By far the best part of NHK World is the weather, where a woman who, when standing in profile, has the shape of the letter S talks through some weather that you ignore, and then for 5 minutes the screen is full of a list of 5 international locations with their temperature and weather, with calming nothing synth whispering over the top of it. I have decided that this is the most tasteful 5 minutes of footage that will ever be broadcast in any given hour. Anyone who doesn’t want to know the temperature of Los Angeles, London, Tokyo and Kuala Lumpur in the same segment, simply doesn’t deserve a television. It feels like what I imagine television would have been like in the oldie olden days, before everything had to be loud, short and viciously screamed out of the screen into your tearful soul. It is television that can be as comfortable as radio, where even the strange mix of stilted Japanese-English and the nose-wrinkling cheese of American-English accents and dialects can meld together and be enjoyable. One segment had a Japanese-speaking Italian musical-director travelling around introducing ancient Japanese scroll-art. What beautiful individual decided that was a segment that needed to be made? Whoever they are, I love them.
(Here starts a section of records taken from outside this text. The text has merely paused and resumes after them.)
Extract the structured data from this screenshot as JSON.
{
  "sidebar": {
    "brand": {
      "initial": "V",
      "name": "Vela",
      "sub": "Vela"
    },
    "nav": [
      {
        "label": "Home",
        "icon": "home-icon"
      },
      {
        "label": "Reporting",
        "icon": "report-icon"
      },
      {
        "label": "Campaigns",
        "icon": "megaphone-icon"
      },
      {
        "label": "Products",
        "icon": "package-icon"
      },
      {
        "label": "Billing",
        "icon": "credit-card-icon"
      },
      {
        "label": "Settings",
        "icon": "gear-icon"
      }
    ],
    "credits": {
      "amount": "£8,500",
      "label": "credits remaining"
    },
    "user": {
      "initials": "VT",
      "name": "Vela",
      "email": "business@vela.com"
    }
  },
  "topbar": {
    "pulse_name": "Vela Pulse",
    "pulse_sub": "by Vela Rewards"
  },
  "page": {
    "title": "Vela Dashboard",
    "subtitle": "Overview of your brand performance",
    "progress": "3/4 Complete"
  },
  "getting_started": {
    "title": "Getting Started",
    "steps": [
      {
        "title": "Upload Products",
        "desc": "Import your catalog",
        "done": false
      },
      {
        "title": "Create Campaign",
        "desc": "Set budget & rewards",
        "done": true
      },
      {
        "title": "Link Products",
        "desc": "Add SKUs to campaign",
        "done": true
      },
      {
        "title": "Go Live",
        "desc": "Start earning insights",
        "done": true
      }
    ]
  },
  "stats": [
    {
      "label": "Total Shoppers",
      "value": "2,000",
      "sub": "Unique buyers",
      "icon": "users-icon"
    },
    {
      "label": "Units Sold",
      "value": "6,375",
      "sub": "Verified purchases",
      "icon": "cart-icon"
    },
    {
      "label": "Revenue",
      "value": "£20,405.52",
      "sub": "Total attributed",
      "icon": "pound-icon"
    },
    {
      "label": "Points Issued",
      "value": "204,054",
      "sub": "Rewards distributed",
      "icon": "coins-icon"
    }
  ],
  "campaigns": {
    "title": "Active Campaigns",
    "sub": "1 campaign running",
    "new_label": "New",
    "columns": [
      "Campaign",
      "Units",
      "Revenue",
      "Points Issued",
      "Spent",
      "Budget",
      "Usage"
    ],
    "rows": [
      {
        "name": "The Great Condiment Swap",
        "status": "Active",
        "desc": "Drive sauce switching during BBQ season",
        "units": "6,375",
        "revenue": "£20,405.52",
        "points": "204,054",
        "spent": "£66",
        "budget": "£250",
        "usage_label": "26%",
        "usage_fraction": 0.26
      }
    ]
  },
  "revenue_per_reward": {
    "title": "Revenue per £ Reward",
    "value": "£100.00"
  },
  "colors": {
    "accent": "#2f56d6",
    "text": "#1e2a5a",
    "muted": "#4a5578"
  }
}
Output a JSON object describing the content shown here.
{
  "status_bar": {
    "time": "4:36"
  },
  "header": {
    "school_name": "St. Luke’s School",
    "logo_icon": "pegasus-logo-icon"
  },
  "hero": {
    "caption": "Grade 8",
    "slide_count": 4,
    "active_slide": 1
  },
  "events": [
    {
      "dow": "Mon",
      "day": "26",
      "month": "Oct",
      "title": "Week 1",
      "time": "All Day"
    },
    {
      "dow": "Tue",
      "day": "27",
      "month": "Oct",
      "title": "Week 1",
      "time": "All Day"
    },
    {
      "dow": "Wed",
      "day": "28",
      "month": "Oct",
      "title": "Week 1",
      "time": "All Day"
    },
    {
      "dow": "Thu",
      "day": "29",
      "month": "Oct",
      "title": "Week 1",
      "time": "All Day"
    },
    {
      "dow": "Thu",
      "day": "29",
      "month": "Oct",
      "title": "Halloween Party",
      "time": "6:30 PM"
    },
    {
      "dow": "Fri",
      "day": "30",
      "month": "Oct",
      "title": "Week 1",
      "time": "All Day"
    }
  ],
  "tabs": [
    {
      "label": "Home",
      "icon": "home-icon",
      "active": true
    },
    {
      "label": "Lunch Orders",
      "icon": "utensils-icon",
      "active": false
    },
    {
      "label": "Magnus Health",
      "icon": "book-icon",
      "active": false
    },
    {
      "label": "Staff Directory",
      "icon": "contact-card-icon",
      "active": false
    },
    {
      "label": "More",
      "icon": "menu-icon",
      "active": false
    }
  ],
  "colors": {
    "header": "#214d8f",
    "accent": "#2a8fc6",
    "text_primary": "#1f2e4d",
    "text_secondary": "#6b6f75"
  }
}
So, about the footage of the squirrels. There was one squirrel which stood still and looked as though it had a marvellous punk Mohican running the length of its body, leading me to exclaim that the Japanese were bound to imagine Pokemon if there are creatures like that inhabiting their forests. The squirrel then moved and it was merely a trick made by holding its tail to its back, which disappointed me deeply but perhaps gives an insight into the creation process of some pokemon. I would like to think that someone who was tricked into believing that a squirrel could have a Mohican would then decide to fill the gap with animation once it turns out to be untrue.
In animal news that is closer to home, I think I witnessed the puppy discovering rain this afternoon. We are attempting to get him to realise that the correct location for bowel evacuation is out the back (of the house and also of his body), and it began to rain when he was out there. The sight of a small dog attacking the sky and almost doing a back-flip will certainly be my favourite image of the day.
But only because there is no such thing as a Mohiquirrel.
P.S. I just helped extricate a bottle of Ribena from a glitchy vending machine for a small child, this is not in my job description and makes me a hero.